After I submitted a desktop app to slurm by ood webportal , I got a error in output.log file:
/var/spool/slurmd/job00019/slurm_script: line 130: hostname: command not found
Setting VNC password...
/var/spool/slurmd/job00019/slurm_script: line 121: head: command not found
/var/spool/slurmd/job00019/slurm_script: line 121: head: command not found
Starting VNC server...
/var/spool/slurmd/job00019/slurm_script: line 165: seq: command not found
Cleaning up...
/var/spool/slurmd/job00019/slurm_script: line 26: awk: command not found
/usr/bin/env: perl: No such file or directory
/var/spool/slurmd/job00019/slurm_script: line 30: pkill: command not found
And when I try to ensure env by modifying template file , I could not find the template file under “/var/www/ood/apps/sys” path.
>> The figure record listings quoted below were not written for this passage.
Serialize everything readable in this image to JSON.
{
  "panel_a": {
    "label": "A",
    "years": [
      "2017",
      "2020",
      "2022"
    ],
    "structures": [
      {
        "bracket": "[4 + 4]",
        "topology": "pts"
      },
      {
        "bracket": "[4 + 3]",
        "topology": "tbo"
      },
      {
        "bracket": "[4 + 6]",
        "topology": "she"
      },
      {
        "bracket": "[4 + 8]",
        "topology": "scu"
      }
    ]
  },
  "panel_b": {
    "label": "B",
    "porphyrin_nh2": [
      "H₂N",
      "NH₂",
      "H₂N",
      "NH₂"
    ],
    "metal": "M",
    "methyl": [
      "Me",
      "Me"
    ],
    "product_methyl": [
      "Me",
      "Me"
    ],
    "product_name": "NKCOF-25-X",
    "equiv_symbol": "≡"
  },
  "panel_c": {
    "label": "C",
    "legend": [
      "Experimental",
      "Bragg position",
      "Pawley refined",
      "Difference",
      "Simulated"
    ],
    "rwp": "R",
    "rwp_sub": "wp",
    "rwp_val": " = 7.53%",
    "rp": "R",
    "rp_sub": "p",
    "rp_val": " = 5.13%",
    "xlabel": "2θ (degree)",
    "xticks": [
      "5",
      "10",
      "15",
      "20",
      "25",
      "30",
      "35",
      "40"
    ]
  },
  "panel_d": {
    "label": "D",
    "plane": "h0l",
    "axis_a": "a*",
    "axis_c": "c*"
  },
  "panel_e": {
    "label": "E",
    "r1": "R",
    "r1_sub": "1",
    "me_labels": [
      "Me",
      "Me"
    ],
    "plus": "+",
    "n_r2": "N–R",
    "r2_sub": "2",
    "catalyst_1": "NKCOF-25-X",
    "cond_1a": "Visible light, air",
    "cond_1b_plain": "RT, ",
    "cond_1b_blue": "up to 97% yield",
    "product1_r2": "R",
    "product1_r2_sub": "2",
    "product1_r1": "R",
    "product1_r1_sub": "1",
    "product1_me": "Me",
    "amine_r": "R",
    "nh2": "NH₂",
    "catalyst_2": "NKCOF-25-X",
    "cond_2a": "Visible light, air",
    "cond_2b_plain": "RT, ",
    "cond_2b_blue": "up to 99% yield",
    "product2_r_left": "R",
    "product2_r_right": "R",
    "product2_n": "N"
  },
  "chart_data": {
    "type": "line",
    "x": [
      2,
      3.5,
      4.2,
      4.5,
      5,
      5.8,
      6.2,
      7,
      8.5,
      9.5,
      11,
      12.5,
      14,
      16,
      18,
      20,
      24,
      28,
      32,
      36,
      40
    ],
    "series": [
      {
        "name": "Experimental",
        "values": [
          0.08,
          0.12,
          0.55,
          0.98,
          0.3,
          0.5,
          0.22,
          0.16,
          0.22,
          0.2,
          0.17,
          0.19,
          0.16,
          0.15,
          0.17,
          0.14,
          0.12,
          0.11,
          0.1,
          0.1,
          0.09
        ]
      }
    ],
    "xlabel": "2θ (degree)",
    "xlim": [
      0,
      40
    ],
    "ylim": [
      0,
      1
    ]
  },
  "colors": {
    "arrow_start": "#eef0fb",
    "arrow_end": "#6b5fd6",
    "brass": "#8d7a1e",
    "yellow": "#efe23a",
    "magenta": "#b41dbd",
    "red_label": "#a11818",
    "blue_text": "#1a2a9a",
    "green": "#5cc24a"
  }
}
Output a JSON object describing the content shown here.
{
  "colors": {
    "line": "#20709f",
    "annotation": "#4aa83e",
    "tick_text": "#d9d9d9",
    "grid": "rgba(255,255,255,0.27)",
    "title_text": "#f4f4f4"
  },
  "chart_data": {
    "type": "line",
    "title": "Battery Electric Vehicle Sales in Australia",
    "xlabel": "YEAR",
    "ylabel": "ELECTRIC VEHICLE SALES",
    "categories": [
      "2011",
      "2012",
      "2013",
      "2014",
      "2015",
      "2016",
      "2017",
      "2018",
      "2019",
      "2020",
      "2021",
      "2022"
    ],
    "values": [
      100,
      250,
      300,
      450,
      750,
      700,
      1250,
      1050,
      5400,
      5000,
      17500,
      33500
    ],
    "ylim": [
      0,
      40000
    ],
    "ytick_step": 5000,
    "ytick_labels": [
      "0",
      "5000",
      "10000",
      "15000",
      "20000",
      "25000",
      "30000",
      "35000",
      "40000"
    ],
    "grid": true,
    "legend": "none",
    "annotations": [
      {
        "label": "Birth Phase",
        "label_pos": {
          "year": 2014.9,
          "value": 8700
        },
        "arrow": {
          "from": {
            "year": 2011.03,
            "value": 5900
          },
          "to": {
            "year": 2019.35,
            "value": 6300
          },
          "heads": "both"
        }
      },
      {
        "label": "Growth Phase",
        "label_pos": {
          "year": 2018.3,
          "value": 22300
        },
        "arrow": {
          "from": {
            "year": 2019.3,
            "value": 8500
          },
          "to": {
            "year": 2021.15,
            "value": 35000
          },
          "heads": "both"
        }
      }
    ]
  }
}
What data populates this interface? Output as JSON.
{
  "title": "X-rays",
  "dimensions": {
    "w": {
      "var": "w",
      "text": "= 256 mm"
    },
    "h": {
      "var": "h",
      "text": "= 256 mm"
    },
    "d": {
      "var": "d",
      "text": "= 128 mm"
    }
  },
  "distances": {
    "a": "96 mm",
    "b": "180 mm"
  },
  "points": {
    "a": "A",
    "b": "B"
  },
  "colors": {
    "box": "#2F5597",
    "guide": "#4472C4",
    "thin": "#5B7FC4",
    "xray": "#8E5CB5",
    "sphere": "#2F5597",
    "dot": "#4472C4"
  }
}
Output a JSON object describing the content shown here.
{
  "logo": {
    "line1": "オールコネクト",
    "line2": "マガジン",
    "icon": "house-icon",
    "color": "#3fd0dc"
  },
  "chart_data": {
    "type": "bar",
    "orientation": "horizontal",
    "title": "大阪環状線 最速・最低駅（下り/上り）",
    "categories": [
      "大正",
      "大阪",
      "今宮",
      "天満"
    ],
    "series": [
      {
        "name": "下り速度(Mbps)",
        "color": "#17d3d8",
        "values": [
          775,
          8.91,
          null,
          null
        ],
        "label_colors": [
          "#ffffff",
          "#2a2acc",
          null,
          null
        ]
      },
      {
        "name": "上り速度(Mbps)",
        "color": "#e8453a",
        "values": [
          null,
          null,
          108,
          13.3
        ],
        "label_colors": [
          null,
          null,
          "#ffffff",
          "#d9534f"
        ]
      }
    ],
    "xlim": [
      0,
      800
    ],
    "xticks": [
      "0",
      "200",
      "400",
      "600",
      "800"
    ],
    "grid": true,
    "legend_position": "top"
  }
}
So what should I do to solve this problem?
There are a couple of different ways to set the environment during a job’s execution.
By default we use --export=NONE when we submit jobs. I wonder what the behaviour is for you when you submit jobs with --export=NONE from your shell? What is the PATH in either case?
One thing I’d ask is if you’re using srun or something like that because it’s usually only when we try to issue srun command that you see an error like this.
This configuration here will submit all your jobs with --export=ALL.
# /etc/ood/config/apps/bc_desktop/submit/slurm-dev-submit.yml.erb
---
batch_connect:
before_script: |
# Export the module function if it exists
[[ $(type -t module) == "function" ]] && export -f module
# MATE acts strange in pitzer-exp and doesn't like /var/run/$(id -u)
export XDG_RUNTIME_DIR="$TMPDIR/xdg_runtime"
# reset SLURM_EXPORT_ENV so that things like srun & sbatch work out of the box
export SLURM_EXPORT_ENV=ALL
# set profile
source /etc/profile
script:
native:
- "-N"
- "<%= bc_num_slots.blank? ? 1 : bc_num_slots.to_i %>"
and follow this instruction, I updated my cluster configuration
but got more error when I had tried to submit a bc_desktop job
/usr/libexec/grepconf.sh: line 5: grep: command not found
/usr/libexec/grepconf.sh: line 5: grep: command not found
/var/spool/slurmd/job00021/slurm_script: line 131: hostname: command not found
Setting VNC password...
/var/spool/slurmd/job00021/slurm_script: line 122: head: command not found
/var/spool/slurmd/job00021/slurm_script: line 122: head: command not found
Starting VNC server...
/var/spool/slurmd/job00021/slurm_script: line 166: seq: command not found
Cleaning up...
/var/spool/slurmd/job00021/slurm_script: line 27: awk: command not found
/usr/bin/env: perl: No such file or directory
/var/spool/slurmd/job00021/slurm_script: line 31: pkill: command not found
Emmm, when I submit a normal shell job, it can be queued ,started,ran and completed successfully.
I can use hostname/grep/awk and the other commands in nornal shell job.
OK how about this. Are you a csh user with something csh specific in your ~/.profile?
All our interactive apps use /bin/bash as the shell, so if you have something un-bash like in a common file like ~/.profile (common to both bash and csh) then you could run into some oddities if your environment.
Let’s remove OOD from the situation because you seem to have a very small/new cluster.
Are you sure everything works as it should from the command line? what happens for something similar to this. Are you able to correctly submit a very simple script (with and without the --export flag) that has say hostname.
OK I can see that node02 must be you’re web server and that you’ve submitted from the same node. So that’s all good.
I know I’m stuck on this export thing, but I would like to confirm that when you submit sbatch --export=NONE myjob.sh you don’t have any SLURM env variables defined that could override this, specifically SLURM_EXPORT_ENV.